Yeshiva U. Plan To Shed Albert Einstein Money Pit Collapses
Yeshiva University’s plan to shed its cash-draining medical school to Montefiore Health System has collapsed.
The breakdown of Y.U.’s plan to hand over operational and financial responsibility for the Albert Einstein College of Medicine, revealed in a December 9 report by Moody’s Investors Service, has exacerbated Y.U.’s financial woes.
Moody’s left its B3 junk status rating for Y.U.’s debt unchanged. But the ratings agency said that Y.U. suffered “acute losses” because it delayed cost-cutting measures at the medical school during its months-long negotiations with Montefiore.
The Moody’s report added that the termination of the plan will extend the “university’s operating challenges.”
Y.U. has posted operating deficits of up to $100 million in each of the past six years.
Consultants brought in to rescue the troubled university said Einstein accounted for two-thirds of Y.U.’s annual deficits.
Y.U. president Richard Joel announced the university’s plan to partner with Montefiore in May. Montefiore would assume responsibility for operations and finances at Einstein while Y.U. remained the degree-granting institution.
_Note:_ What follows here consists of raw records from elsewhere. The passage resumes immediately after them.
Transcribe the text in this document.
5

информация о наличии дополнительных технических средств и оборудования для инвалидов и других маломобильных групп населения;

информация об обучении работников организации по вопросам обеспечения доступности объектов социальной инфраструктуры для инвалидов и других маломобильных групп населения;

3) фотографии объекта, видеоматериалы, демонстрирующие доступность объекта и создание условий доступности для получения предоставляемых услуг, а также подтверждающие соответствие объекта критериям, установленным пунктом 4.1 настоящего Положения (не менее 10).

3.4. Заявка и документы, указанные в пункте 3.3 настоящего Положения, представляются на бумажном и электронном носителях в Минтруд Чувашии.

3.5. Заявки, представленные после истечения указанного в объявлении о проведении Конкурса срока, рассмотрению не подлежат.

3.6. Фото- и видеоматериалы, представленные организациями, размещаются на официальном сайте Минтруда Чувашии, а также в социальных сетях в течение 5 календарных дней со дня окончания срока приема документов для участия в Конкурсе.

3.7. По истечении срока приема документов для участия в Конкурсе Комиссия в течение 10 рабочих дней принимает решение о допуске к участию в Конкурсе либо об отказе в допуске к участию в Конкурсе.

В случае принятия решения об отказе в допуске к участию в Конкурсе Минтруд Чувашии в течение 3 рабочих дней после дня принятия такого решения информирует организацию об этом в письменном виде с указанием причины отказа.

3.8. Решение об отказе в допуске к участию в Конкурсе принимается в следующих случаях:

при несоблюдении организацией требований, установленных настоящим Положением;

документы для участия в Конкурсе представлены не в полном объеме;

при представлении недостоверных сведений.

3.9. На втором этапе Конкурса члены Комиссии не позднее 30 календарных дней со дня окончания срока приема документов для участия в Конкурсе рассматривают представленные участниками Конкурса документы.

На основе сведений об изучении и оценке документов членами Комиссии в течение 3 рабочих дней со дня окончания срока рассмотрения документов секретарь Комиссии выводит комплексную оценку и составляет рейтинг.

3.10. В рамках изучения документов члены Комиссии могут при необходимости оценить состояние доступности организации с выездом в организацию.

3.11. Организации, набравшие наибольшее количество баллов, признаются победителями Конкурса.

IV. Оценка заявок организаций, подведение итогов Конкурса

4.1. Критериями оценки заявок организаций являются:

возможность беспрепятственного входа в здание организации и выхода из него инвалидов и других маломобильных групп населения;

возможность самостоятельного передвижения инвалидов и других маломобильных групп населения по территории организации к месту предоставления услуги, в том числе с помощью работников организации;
The deal would have reduced Y.U.’s operating deficit by tens of millions of dollars per year.
At the time, Joel called the plan “a powerful and important step towards building a financially sustainable Yeshiva University.”
A spokeswoman for Montefiore told the Forward on December 10 that the plan was terminated around Thanksgiving because “the talks were not progressing.” She added that the termination of the plan has not affected the relationship between Einstein and its teaching hospital, Montefiore Medical Center in the Bronx.
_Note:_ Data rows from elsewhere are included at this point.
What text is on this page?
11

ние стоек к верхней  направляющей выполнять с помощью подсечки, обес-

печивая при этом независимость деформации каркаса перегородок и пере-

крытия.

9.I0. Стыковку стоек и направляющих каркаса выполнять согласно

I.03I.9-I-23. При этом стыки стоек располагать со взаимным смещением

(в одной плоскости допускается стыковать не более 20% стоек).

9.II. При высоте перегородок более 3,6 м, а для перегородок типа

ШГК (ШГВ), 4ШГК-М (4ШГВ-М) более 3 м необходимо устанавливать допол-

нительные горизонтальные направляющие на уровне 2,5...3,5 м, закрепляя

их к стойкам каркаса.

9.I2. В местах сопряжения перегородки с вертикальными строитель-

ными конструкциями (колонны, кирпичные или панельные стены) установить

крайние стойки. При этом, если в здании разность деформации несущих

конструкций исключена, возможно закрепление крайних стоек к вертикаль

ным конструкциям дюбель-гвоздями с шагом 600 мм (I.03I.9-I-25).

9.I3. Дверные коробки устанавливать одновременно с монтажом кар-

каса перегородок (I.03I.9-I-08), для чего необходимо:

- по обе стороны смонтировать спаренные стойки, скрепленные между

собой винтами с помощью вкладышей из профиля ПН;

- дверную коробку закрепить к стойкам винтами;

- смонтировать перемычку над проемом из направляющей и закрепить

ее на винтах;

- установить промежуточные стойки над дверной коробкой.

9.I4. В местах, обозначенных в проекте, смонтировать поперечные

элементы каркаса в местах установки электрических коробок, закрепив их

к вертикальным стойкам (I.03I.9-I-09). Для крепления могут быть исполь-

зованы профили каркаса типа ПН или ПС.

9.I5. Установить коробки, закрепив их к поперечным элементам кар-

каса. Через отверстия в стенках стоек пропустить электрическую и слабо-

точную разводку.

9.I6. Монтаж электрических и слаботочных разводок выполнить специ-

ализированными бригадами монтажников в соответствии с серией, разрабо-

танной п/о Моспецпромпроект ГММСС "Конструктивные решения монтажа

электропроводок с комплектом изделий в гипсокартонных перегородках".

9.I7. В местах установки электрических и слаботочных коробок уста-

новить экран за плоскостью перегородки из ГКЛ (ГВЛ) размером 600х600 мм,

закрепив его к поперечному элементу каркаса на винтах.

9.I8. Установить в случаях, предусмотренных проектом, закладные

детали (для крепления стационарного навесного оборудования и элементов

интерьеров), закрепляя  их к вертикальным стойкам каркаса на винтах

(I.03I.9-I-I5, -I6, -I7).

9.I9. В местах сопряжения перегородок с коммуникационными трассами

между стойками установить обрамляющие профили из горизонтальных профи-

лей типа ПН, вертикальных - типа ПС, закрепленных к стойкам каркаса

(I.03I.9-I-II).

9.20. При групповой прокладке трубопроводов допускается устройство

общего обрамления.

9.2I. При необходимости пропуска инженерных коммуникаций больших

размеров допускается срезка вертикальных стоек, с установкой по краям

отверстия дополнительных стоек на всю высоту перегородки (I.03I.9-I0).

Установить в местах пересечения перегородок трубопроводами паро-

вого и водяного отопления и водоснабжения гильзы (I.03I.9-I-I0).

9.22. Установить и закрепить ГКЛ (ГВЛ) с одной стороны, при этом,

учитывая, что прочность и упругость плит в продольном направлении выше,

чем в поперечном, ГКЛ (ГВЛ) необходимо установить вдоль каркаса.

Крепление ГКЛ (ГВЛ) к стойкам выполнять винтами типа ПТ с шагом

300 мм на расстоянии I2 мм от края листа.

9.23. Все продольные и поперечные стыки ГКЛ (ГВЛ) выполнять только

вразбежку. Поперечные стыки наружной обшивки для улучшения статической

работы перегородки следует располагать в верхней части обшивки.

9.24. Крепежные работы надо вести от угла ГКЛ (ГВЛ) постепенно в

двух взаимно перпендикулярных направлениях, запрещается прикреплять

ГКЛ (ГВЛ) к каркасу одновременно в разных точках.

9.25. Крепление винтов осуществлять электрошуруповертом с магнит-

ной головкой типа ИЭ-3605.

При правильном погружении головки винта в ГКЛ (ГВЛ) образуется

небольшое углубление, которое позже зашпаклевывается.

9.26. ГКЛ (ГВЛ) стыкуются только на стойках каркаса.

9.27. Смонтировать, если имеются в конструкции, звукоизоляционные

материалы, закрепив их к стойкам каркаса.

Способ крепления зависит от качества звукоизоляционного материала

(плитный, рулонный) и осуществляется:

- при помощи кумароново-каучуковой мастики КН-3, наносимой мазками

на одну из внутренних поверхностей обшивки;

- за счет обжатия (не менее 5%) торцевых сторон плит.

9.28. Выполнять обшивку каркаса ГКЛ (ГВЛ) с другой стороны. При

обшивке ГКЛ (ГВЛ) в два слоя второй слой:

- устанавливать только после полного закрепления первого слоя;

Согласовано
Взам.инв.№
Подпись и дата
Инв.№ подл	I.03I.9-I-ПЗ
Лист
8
A spokesman for Y.U. said: “The longstanding affiliation between Yeshiva and Montefiore remains in effect.”
He added: “The university is keeping all options on the table to ensure a secure future of excellence for Einstein and the entire university. We believe our financial outlook allows us to meet the goal of responsibly achieving financial stability over the next three years.”
In a recent interview with The Commentator, a Y.U. student newspaper, Joel blamed the university’s deficits on a “lack of effective and adequate reporting and controls.”
Joel said that in the past monthly financial reports were delivered to him and to university deans verbally rather than in writing. “We relied on an oral tradition instead of a written tradition,” Joel told the Commentator.
He added that some department heads lied about the financial health of their departments.
The Moody’s rating noted some bright spots for Y.U.
The university has substantial real estate holdings, attracts strong philanthropic support and has assets of $1 billion. The ratings agency also noted that Y.U. has “greatly improved financial monitoring and reporting.”
But the report warned that Y.U. suffers from an acute shortage of cash and other liquid assets.
The university recently refinanced the mortgages on five buildings for $175 million..
The Moody’s report concluded that its negative outlook is based on the risk that Y.U. may run out of cash before the university is able to execute a turnaround plan.